The Canadian Human Rights Tribunal made four immediate orders regarding the discrimination perpetuated by the First Nations Child and Family Services (FNCFS) Program. First, INAC was ordered to:
- Cease its discriminatory practices regarding the FNCFS Program;
- Reform the FNCFS Program;
- Cease applying the narrow definition of Jordan’s Principle; and
- Take measures to immediately implement the full meaning and scope of Jordan’s Principle.
Three months later, the Canadian Human Rights Tribunal made a further order regarding immediate relief measures. This order, released on April 26, 2016, expresses concern about the government’s slow pace implementing the January ruling and issues an order requiring the federal government to apply Jordan’s Principle to all jurisdictional disputes (including between federal departments) involving all First Nations children by May 10, 2016. The federal government was also required to provide detailed information to the CHRT as to how it has complied with the Tribunal order on child welfare funding by May 26, 2016.
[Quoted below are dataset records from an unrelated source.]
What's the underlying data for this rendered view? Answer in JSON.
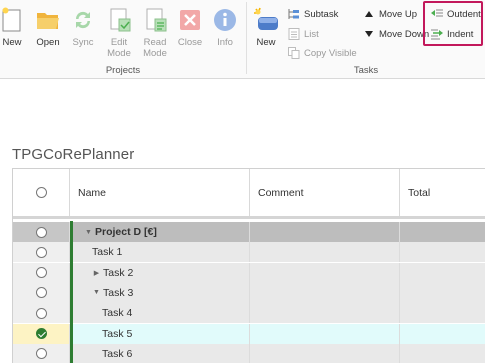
{
  "ribbon": {
    "projects_group": {
      "label": "Projects",
      "buttons": [
        {
          "id": "new",
          "label": "New",
          "icon": "new-project-icon",
          "enabled": true
        },
        {
          "id": "open",
          "label": "Open",
          "icon": "folder-open-icon",
          "enabled": true
        },
        {
          "id": "sync",
          "label": "Sync",
          "icon": "sync-icon",
          "enabled": false
        },
        {
          "id": "edit_mode",
          "label": "Edit\nMode",
          "icon": "edit-mode-icon",
          "enabled": false
        },
        {
          "id": "read_mode",
          "label": "Read\nMode",
          "icon": "read-mode-icon",
          "enabled": false
        },
        {
          "id": "close",
          "label": "Close",
          "icon": "close-icon",
          "enabled": false
        },
        {
          "id": "info",
          "label": "Info",
          "icon": "info-icon",
          "enabled": false
        }
      ]
    },
    "tasks_group": {
      "label": "Tasks",
      "new_label": "New",
      "subtask_label": "Subtask",
      "list_label": "List",
      "copy_visible_label": "Copy Visible",
      "move_up_label": "Move Up",
      "move_down_label": "Move Down",
      "outdent_label": "Outdent",
      "indent_label": "Indent"
    },
    "colors": {
      "highlight_box": "#c2185b",
      "accent_green": "#2e7d32"
    }
  },
  "app": {
    "title": "TPGCoRePlanner"
  },
  "grid": {
    "columns": [
      {
        "id": "select",
        "label": ""
      },
      {
        "id": "name",
        "label": "Name"
      },
      {
        "id": "comment",
        "label": "Comment"
      },
      {
        "id": "total",
        "label": "Total"
      }
    ],
    "rows": [
      {
        "name": "Project D [€]",
        "level": 0,
        "expander": "expanded",
        "summary": true,
        "selected": false,
        "comment": "",
        "total": ""
      },
      {
        "name": "Task 1",
        "level": 1,
        "expander": "none",
        "summary": false,
        "selected": false,
        "comment": "",
        "total": ""
      },
      {
        "name": "Task 2",
        "level": 1,
        "expander": "collapsed",
        "summary": false,
        "selected": false,
        "comment": "",
        "total": ""
      },
      {
        "name": "Task 3",
        "level": 1,
        "expander": "expanded",
        "summary": false,
        "selected": false,
        "comment": "",
        "total": ""
      },
      {
        "name": "Task 4",
        "level": 2,
        "expander": "none",
        "summary": false,
        "selected": false,
        "comment": "",
        "total": ""
      },
      {
        "name": "Task 5",
        "level": 2,
        "expander": "none",
        "summary": false,
        "selected": true,
        "comment": "",
        "total": ""
      },
      {
        "name": "Task 6",
        "level": 2,
        "expander": "none",
        "summary": false,
        "selected": false,
        "comment": "",
        "total": ""
      }
    ]
  }
}
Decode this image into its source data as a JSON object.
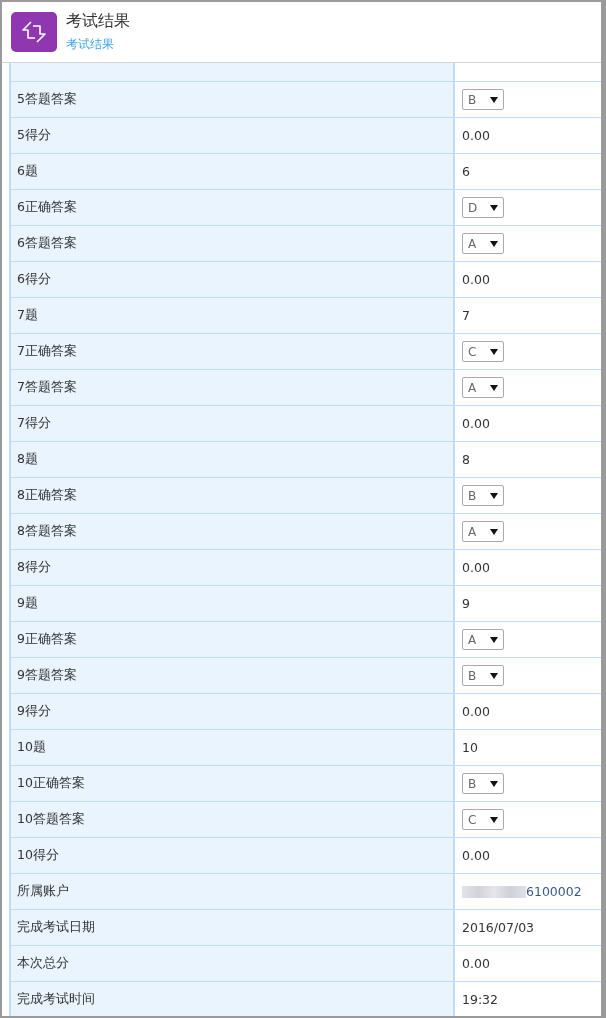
{
  "header": {
    "title": "考试结果",
    "subtitle": "考试结果"
  },
  "rows": [
    {
      "label": "5答题答案",
      "kind": "select",
      "value": "B"
    },
    {
      "label": "5得分",
      "kind": "text",
      "value": "0.00"
    },
    {
      "label": "6题",
      "kind": "text",
      "value": "6"
    },
    {
      "label": "6正确答案",
      "kind": "select",
      "value": "D"
    },
    {
      "label": "6答题答案",
      "kind": "select",
      "value": "A"
    },
    {
      "label": "6得分",
      "kind": "text",
      "value": "0.00"
    },
    {
      "label": "7题",
      "kind": "text",
      "value": "7"
    },
    {
      "label": "7正确答案",
      "kind": "select",
      "value": "C"
    },
    {
      "label": "7答题答案",
      "kind": "select",
      "value": "A"
    },
    {
      "label": "7得分",
      "kind": "text",
      "value": "0.00"
    },
    {
      "label": "8题",
      "kind": "text",
      "value": "8"
    },
    {
      "label": "8正确答案",
      "kind": "select",
      "value": "B"
    },
    {
      "label": "8答题答案",
      "kind": "select",
      "value": "A"
    },
    {
      "label": "8得分",
      "kind": "text",
      "value": "0.00"
    },
    {
      "label": "9题",
      "kind": "text",
      "value": "9"
    },
    {
      "label": "9正确答案",
      "kind": "select",
      "value": "A"
    },
    {
      "label": "9答题答案",
      "kind": "select",
      "value": "B"
    },
    {
      "label": "9得分",
      "kind": "text",
      "value": "0.00"
    },
    {
      "label": "10题",
      "kind": "text",
      "value": "10"
    },
    {
      "label": "10正确答案",
      "kind": "select",
      "value": "B"
    },
    {
      "label": "10答题答案",
      "kind": "select",
      "value": "C"
    },
    {
      "label": "10得分",
      "kind": "text",
      "value": "0.00"
    },
    {
      "label": "所属账户",
      "kind": "redacted",
      "value": "6100002"
    },
    {
      "label": "完成考试日期",
      "kind": "text",
      "value": "2016/07/03"
    },
    {
      "label": "本次总分",
      "kind": "text",
      "value": "0.00"
    },
    {
      "label": "完成考试时间",
      "kind": "text",
      "value": "19:32"
    }
  ]
}
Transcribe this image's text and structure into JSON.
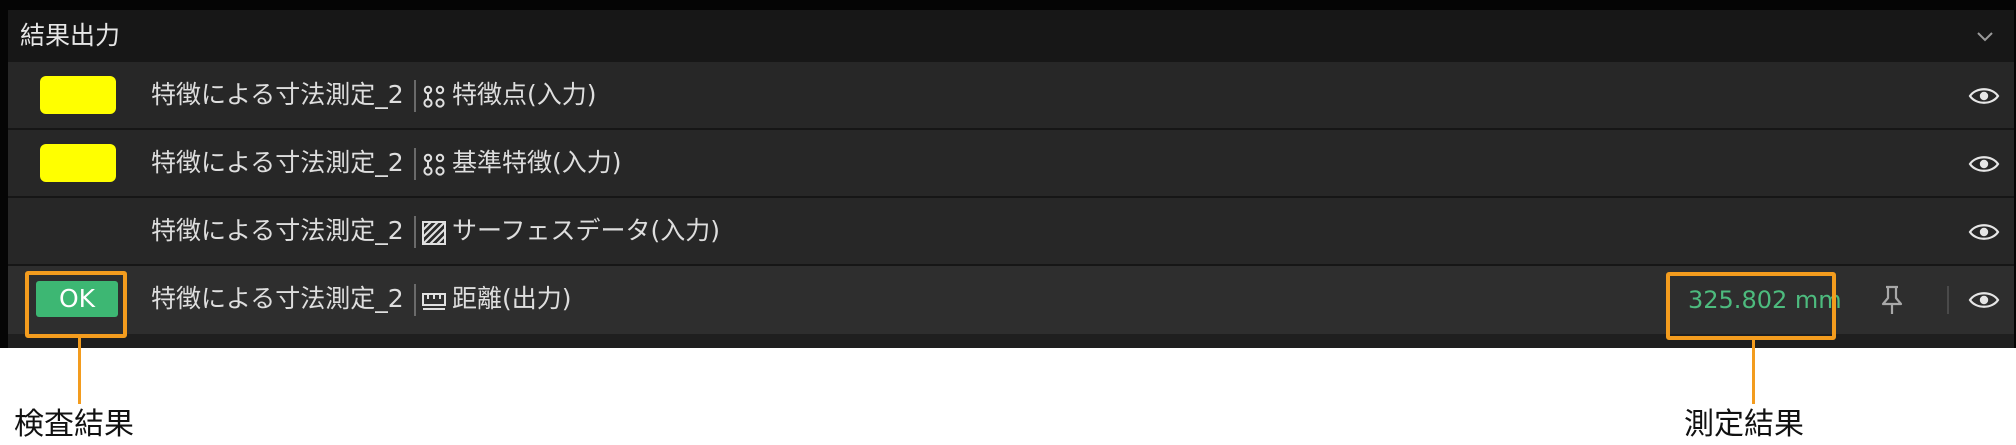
{
  "panel": {
    "title": "結果出力",
    "collapse_icon": "chevron-down-icon"
  },
  "rows": [
    {
      "indicator": "yellow-swatch",
      "indicator_color": "#ffff00",
      "source": "特徴による寸法測定_2",
      "icon": "feature-points-icon",
      "label": "特徴点(入力)",
      "visibility_icon": "eye-icon"
    },
    {
      "indicator": "yellow-swatch",
      "indicator_color": "#ffff00",
      "source": "特徴による寸法測定_2",
      "icon": "feature-points-icon",
      "label": "基準特徴(入力)",
      "visibility_icon": "eye-icon"
    },
    {
      "indicator": "none",
      "source": "特徴による寸法測定_2",
      "icon": "surface-data-icon",
      "label": "サーフェスデータ(入力)",
      "visibility_icon": "eye-icon"
    },
    {
      "indicator": "ok-badge",
      "badge_text": "OK",
      "badge_color": "#3db773",
      "source": "特徴による寸法測定_2",
      "icon": "distance-ruler-icon",
      "label": "距離(出力)",
      "measurement": "325.802 mm",
      "measurement_color": "#4dbb7e",
      "pin_icon": "pin-icon",
      "visibility_icon": "eye-icon"
    }
  ],
  "callouts": {
    "inspection_result": "検査結果",
    "measurement_result": "測定結果",
    "color": "#f39c1e"
  }
}
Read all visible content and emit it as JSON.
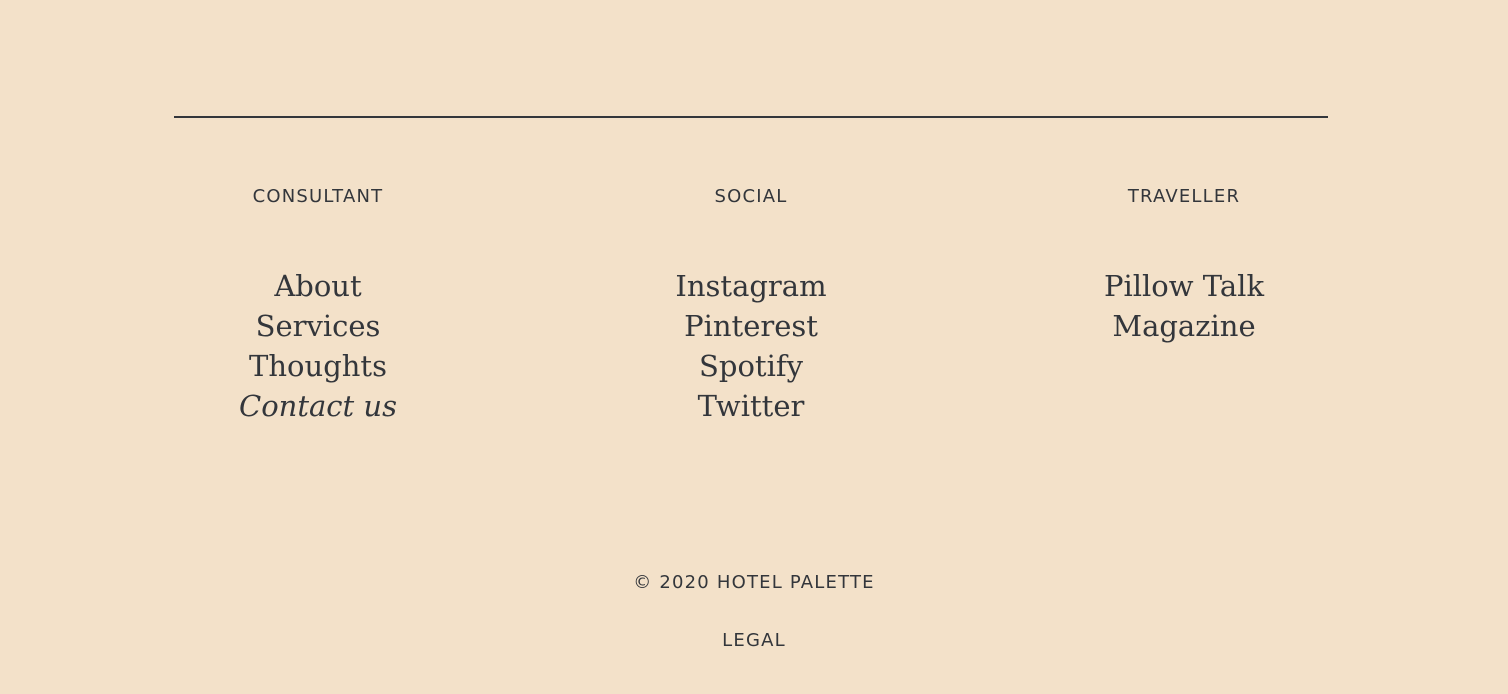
{
  "colors": {
    "background": "#f3e1c9",
    "text": "#33363b",
    "divider": "#33363b"
  },
  "footer": {
    "columns": [
      {
        "heading": "CONSULTANT",
        "links": [
          "About",
          "Services",
          "Thoughts",
          "Contact us"
        ]
      },
      {
        "heading": "SOCIAL",
        "links": [
          "Instagram",
          "Pinterest",
          "Spotify",
          "Twitter"
        ]
      },
      {
        "heading": "TRAVELLER",
        "links": [
          "Pillow Talk",
          "Magazine"
        ]
      }
    ],
    "copyright": "© 2020 HOTEL PALETTE",
    "legal": "LEGAL"
  }
}
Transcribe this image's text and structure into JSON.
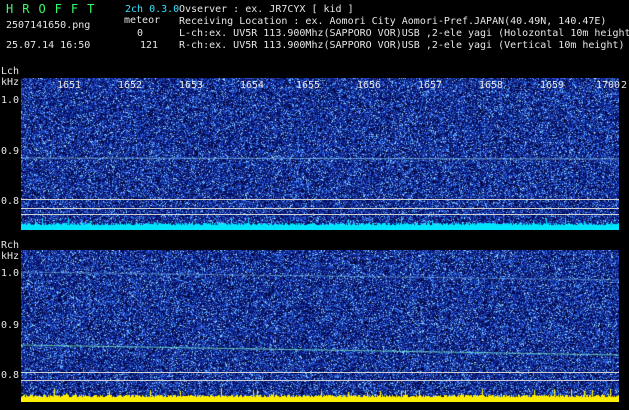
{
  "header": {
    "app_name": "HROFFT",
    "version": "2ch 0.3.0",
    "filename": "2507141650.png",
    "datetime": "25.07.14 16:50",
    "meteor_label": "meteor",
    "lch_count": "0",
    "rch_count": "121",
    "observer_line": "Ovserver            : ex. JR7CYX [ kid ]",
    "location_line": "Receiving Location : ex. Aomori City Aomori-Pref.JAPAN(40.49N, 140.47E)",
    "lch_line": "L-ch:ex. UV5R 113.900Mhz(SAPPORO VOR)USB ,2-ele yagi (Holozontal 10m height)",
    "rch_line": "R-ch:ex. UV5R 113.900Mhz(SAPPORO VOR)USB ,2-ele yagi (Vertical 10m height)"
  },
  "lch": {
    "label": "Lch",
    "unit": "kHz",
    "yticks": [
      "1.0",
      "0.9",
      "0.8"
    ]
  },
  "rch": {
    "label": "Rch",
    "unit": "kHz",
    "yticks": [
      "1.0",
      "0.9",
      "0.8"
    ]
  },
  "time_ticks": [
    "1651",
    "1652",
    "1653",
    "1654",
    "1655",
    "1656",
    "1657",
    "1658",
    "1659",
    "1700",
    "2"
  ],
  "colors": {
    "background": "#000000",
    "noise_base": "#0a1f8c",
    "lch_floor": "#00e5ff",
    "rch_floor": "#ffff00",
    "grid": "#cfcfcf"
  }
}
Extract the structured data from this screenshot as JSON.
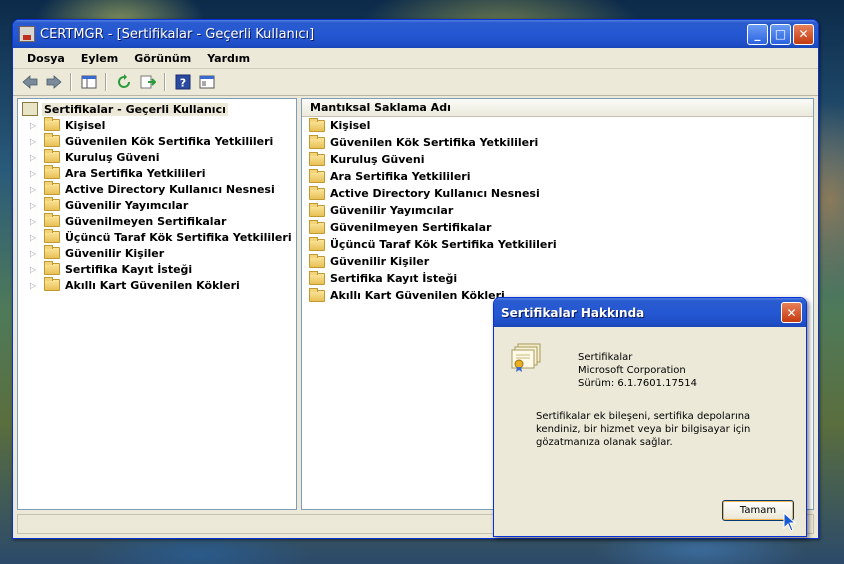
{
  "window": {
    "title": "CERTMGR - [Sertifikalar - Geçerli Kullanıcı]",
    "controls": [
      "_",
      "□",
      "✕"
    ]
  },
  "menu": [
    "Dosya",
    "Eylem",
    "Görünüm",
    "Yardım"
  ],
  "toolbar_icons": [
    "back-arrow-icon",
    "forward-arrow-icon",
    "show-hide-tree-icon",
    "refresh-icon",
    "export-list-icon",
    "help-icon",
    "properties-icon"
  ],
  "tree": {
    "root": "Sertifikalar - Geçerli Kullanıcı",
    "items": [
      "Kişisel",
      "Güvenilen Kök Sertifika Yetkilileri",
      "Kuruluş Güveni",
      "Ara Sertifika Yetkilileri",
      "Active Directory Kullanıcı Nesnesi",
      "Güvenilir Yayımcılar",
      "Güvenilmeyen Sertifikalar",
      "Üçüncü Taraf Kök Sertifika Yetkilileri",
      "Güvenilir Kişiler",
      "Sertifika Kayıt İsteği",
      "Akıllı Kart Güvenilen Kökleri"
    ]
  },
  "list": {
    "header": "Mantıksal Saklama Adı",
    "items": [
      "Kişisel",
      "Güvenilen Kök Sertifika Yetkilileri",
      "Kuruluş Güveni",
      "Ara Sertifika Yetkilileri",
      "Active Directory Kullanıcı Nesnesi",
      "Güvenilir Yayımcılar",
      "Güvenilmeyen Sertifikalar",
      "Üçüncü Taraf Kök Sertifika Yetkilileri",
      "Güvenilir Kişiler",
      "Sertifika Kayıt İsteği",
      "Akıllı Kart Güvenilen Kökleri"
    ]
  },
  "dialog": {
    "title": "Sertifikalar Hakkında",
    "close": "✕",
    "product": "Sertifikalar",
    "company": "Microsoft Corporation",
    "version": "Sürüm: 6.1.7601.17514",
    "description": "Sertifikalar ek bileşeni, sertifika depolarına kendiniz, bir hizmet veya bir bilgisayar için gözatmanıza olanak sağlar.",
    "ok_label": "Tamam"
  },
  "colors": {
    "titlebar": "#2458d2",
    "window_face": "#ece9d8",
    "close_button": "#c43a10",
    "folder": "#f0cc66"
  }
}
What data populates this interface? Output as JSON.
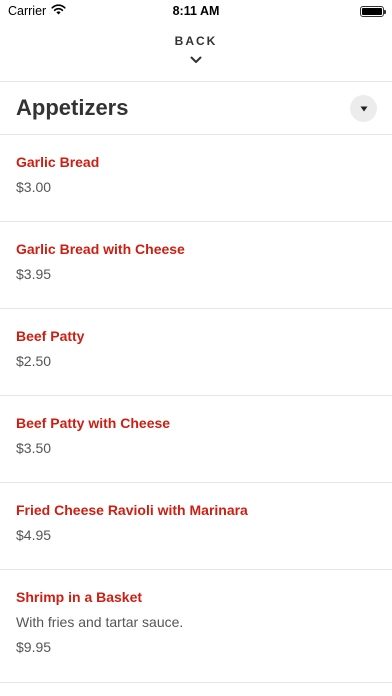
{
  "status_bar": {
    "carrier": "Carrier",
    "time": "8:11 AM"
  },
  "header": {
    "back_label": "BACK"
  },
  "section": {
    "title": "Appetizers"
  },
  "items": [
    {
      "name": "Garlic Bread",
      "price": "$3.00"
    },
    {
      "name": "Garlic Bread with Cheese",
      "price": "$3.95"
    },
    {
      "name": "Beef Patty",
      "price": "$2.50"
    },
    {
      "name": "Beef Patty with Cheese",
      "price": "$3.50"
    },
    {
      "name": "Fried Cheese Ravioli with Marinara",
      "price": "$4.95"
    },
    {
      "name": "Shrimp in a Basket",
      "description": "With fries and tartar sauce.",
      "price": "$9.95"
    }
  ],
  "colors": {
    "item_name": "#cc1f13",
    "divider": "#e6e6e6",
    "dropdown_bg": "#ececec"
  },
  "icons": {
    "wifi": "wifi-icon",
    "battery": "battery-icon",
    "back": "chevron-down-icon",
    "dropdown": "caret-down-icon"
  }
}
The Tribunal’s decision was a victory for First Nations children and all Canadians who believe in love and fairness. But implementation of the decision is key and, as the Tribunal noted in its April decision, progress has been slow.
What prompted you to take your case to the Human Rights Commission in the first place?
In Canada, provincial/territorial child welfare laws apply both on and off reserves, but the provinces and territories expect the federal government to pay for services on reserves. When the federal government does not do so, or does so to a lesser standard, the provinces do not typically top it up. This results in a two-tiered child welfare system where First Nations children receive inequitable services.